Der Zeitplan der Deutschschweizer Erziehungsdirektorenkonferenz (D-EDK) sieht vor, den neuen Lehrplan trotz vieler offener Fragen bis im Herbst abschliessend zu überarbeiten. Bis Ende September sollen all die gewichtigen Einwände, die eine eingehende Prüfung verschiedener Lehrplanbereiche verlangen, in einem Schnellverfahren hinter weitgehend verschlossenen Türen erledigt werden. Auf generelle Kritik wie der Feststellung, dass aus einem ursprünglich einfachen Harmonisierungsprojekt eine detaillierte Steuerung des Bildungssystems entstanden ist, wird gar nicht eingetreten. Dieses Wegwischen kritischer Beiträge erachten wir als keine gute Voraussetzung für einen richtungsweisenden gemeinsamen Lehrplan für die Volksschule.  

Wir sind der Auffassung, dass die beim Lehrplan gewählte Form der Kompetenzsteuerung mit den Vorstellungen von einer inhaltlichen Harmonisierung der Bildung weit entfernt ist. Mit dem vorliegenden Lehrplanentwurf würde  in hohem Mass in die pädagogische Arbeit der Lehrpersonen eingegriffen und deren bisheriger Gestaltungsspielraum stark eingeschränkt. Sicher entspricht diese neue Stossrichtung nicht dem ursprünglichen Willen der Lehrerschaft. Wer ist denn beim Vorentscheid zugunsten eines Kompetenzenmodells schon davon ausgegangen, dass am Schluss ein 570-seitiger Lehrplan mit über 4700 Kompetenzzielen vorliegen würde? Das vorliegende Resultat befriedigt in keiner Weise und gleicht bezüglich der möglichen Folgen einer verschlossenen Blackbox mit vielen Unbekannten. Die Hoffnung, dass auf der Ebene der Kantone die grossen Korrekturen am Lehrplan noch durchgeführt werden könnten, ist absolut trügerisch. Vielmehr zeigt die EDK mit ihrem forschen Vorgehen, dass ihr eine umfassende Steuerung des Bildungswesens ein zentrales Anliegen ist, das keine längere Grundsatzdebatte erlaubt.
Aus diesen Gründen verlangen wir einen Marschhalt beim Zeitplan und eine breite Diskussion der Grundsatzfragen.

Wenig Verständnis haben wir für die Darstellung der D-EDK, dass die Lehrerschaft von Anfang an bestens in die Entwicklungsprozess eingebunden worden sei. Wie unterdessen bekannt ist, hätte der LCH einem Rahmenlehrplan den Vorzug gegeben, doch fand die Lehrervertretung für ihr Anliegen wie in vielen andern Fragen keine Mehrheit. Mit der Ablehnung eines Rahmenlehrplans und dem Einschwenken auf ein umfangreiches Reformprojekt, das nicht im Dialog mit der Lehrerschaft entwickelt werden sollte, nahm das Projekt eine neue Dimension an. Diese Abschottung des Lehrplanprozesses hatte zur Folge, dass das aktuelle Wissen der Lehrerschaft über das geplante Reformvorhaben im allgemeinen rudimentär ist. Dass unterdessen viel Kritik aus Lehrerkreisen zu vernehmen ist, zeigt klar, dass die wenigen, die im Bild sind, das gewählte Vorgehen missbilligen und eine grundlegende Überarbeitung des Lehrplans verlangen.
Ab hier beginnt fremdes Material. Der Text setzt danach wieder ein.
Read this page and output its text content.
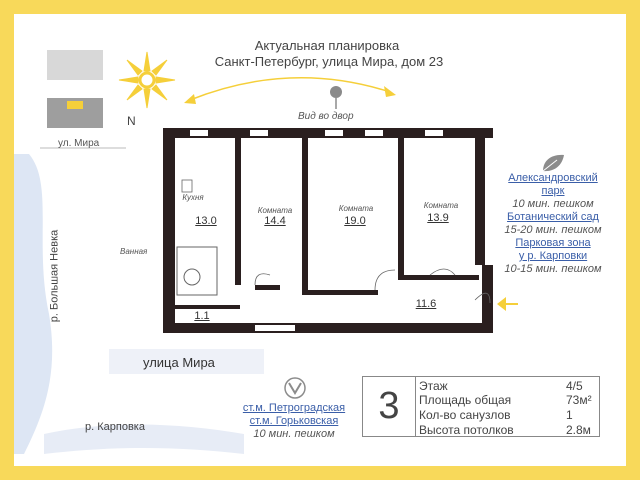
ул. Мира
N
Актуальная планировка
Санкт-Петербург, улица Мира, дом 23
Вид во двор
Кухня
13.0
Комната
14.4
Комната
19.0
Комната
13.9
11.6
1.1
Ванная
р. Большая Невка
улица Мира
р. Карповка
Александровский
парк
10 мин. пешком
Ботанический сад
15-20 мин. пешком
Парковая зона
у р. Карповки
10-15 мин. пешком
ст.м. Петроградская
ст.м. Горьковская
10 мин. пешком
3	Этаж	4/5
Площадь общая	73м²
Кол-во санузлов	1
Высота потолков	2.8м
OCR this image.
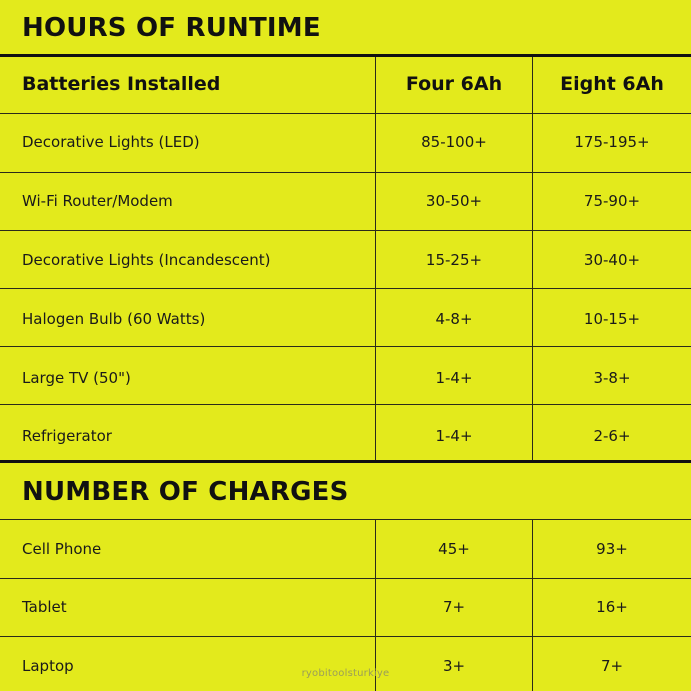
HOURS OF RUNTIME
Batteries Installed	Four 6Ah	Eight 6Ah
Decorative Lights (LED)	85-100+	175-195+
Wi-Fi Router/Modem	30-50+	75-90+
Decorative Lights (Incandescent)	15-25+	30-40+
Halogen Bulb (60 Watts)	4-8+	10-15+
Large TV (50")	1-4+	3-8+
Refrigerator	1-4+	2-6+
NUMBER OF CHARGES
Cell Phone	45+	93+
Tablet	7+	16+
Laptop	3+	7+
ryobitoolsturkiye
Die Interessengemeinschaft Kindgerechte Schule weist den Zeitplan der Deutschschweizer EDK zurück und erwartet, dass vor der definitiven Festlegung des Lehrplans die vielen offenen Fragen diskutiert und sorgfältig geklärt werden. Dazu zählen  die Überprüfung des Grundauftrags mit der Harmonisierung der Bildungsinhalte, eine vereinfachte Koordination über praxisnahe Grundkompetenzen und ein möglicher Verzicht auf ein aufwändiges Controlling mit seinen unabsehbaren Kosten. Wir erwarten, dass trotz grosser Vorleistungen der Lehrplangruppen das Projekt vorübergehend gestoppt und in einer Phase des offenen Dialogs eine umfassende Überarbeitung des Projekts vorgenommen wird. Nur so lässt sich eine teure Übung ohne ausreichenden pädagogischen Mehrwert vermeiden.